In general, the idea behind my relationship with movies and novels and records is escapism, you know? I just felt stuck in a not very comfortable situation when I was a kid. I didn’t like being a kid and I had a hard time navigating my way through my life, and so when I saw a movie I could disappear into the movie. And records, you know, it’s one of the easiest ways to disappear, you can just disappear inside a song.
As I got older, the greatest escape of all time is a novel, it just takes so long and you become such an instrument in how the novel looks in your mind, and how it travels and which passages you really study and stick to you, and which kind of places you gloss over. So in a way you kind of create the images and ideas of the novel to customise to the way your brain works.

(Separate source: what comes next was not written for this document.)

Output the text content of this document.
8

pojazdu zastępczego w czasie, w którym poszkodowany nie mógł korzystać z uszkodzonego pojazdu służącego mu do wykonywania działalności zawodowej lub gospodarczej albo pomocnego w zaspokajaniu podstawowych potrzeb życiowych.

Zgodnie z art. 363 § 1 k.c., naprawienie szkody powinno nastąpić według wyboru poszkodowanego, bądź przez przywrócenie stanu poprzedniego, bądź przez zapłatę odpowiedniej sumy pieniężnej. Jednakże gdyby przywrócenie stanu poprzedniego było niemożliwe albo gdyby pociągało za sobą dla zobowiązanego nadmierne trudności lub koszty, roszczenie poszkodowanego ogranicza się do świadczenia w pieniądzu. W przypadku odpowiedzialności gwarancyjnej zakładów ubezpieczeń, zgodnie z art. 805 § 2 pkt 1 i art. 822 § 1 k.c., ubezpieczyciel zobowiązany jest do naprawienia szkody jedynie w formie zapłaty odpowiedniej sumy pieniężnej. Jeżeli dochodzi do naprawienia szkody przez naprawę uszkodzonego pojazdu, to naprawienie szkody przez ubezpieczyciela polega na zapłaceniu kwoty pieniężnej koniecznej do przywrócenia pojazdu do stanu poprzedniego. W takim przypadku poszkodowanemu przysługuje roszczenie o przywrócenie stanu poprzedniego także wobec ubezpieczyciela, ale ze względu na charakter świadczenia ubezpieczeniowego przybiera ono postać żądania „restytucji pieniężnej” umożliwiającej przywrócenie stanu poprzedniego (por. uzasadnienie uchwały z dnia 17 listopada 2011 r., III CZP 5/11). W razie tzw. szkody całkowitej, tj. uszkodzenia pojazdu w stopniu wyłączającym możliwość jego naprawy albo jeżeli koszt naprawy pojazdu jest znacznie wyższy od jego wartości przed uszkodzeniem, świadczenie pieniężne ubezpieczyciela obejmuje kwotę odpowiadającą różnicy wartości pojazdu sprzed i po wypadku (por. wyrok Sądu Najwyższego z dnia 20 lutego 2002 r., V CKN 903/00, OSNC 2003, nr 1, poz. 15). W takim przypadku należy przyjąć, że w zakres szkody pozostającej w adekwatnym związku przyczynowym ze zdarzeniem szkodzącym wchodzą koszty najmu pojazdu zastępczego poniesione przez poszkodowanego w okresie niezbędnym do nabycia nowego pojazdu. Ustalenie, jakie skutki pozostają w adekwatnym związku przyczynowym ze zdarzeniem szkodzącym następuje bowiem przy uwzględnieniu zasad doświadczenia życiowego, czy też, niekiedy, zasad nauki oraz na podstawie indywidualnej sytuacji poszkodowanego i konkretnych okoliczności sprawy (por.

As a kid I loved records: Springsteen, I loved how he was always kinda depressed but he always got the girl and he lived on the East coast and had a cool car; and then as I got older all these issues came, and the Replacements were… none of them graduated high school and they were all alcoholics but they were still in a great band. I loved the Pogues for their romanticism and again just the debauchery - I guess when I was a kid I thought that way of rebelling made sense, and their love for traditional music, cos I always was a huge fan of traditional music, even as a kid. So you know, I had dreams like that, those were the kind of musicians – and Tom Waits – that really inspired me, the more story-driven songwriters were always my favourites.
Your Delines set at End of the Road last summer was really special.
We almost missed that gig, just cos of the ferry, it took us a lot longer to get there than we thought. But what a lucky gig, it was so beautiful, it was one of the highlight gigs for us. We really had a good time at that festival and it just felt lucky to get to play such a nice place.
**The sun came out when you came on stage.
All that stuff can go the other way too, you know? Like, you’ll play a festival and the sound won’t work, it starts raining, there’s a metal band playing too close to you. But when it all lines up – it’s like anything, when something good hits, like gambling even, when it finally all lines up and you win, or at least do okay, it’s pretty remarkable.
And that’s what you chase after, isn’t it, that’s what keeps you chasing...
It’s like life in general. It seems good when you hit those times, and it’s really fun when things are working your way, and you feel like they always will be. And then a month later you feel like: bothing’s going to ever work right again, what’s the point? But I guess that’s what makes it interesting, you’re right. It’s the chase of the idea of the thing you want. Makes life interesting.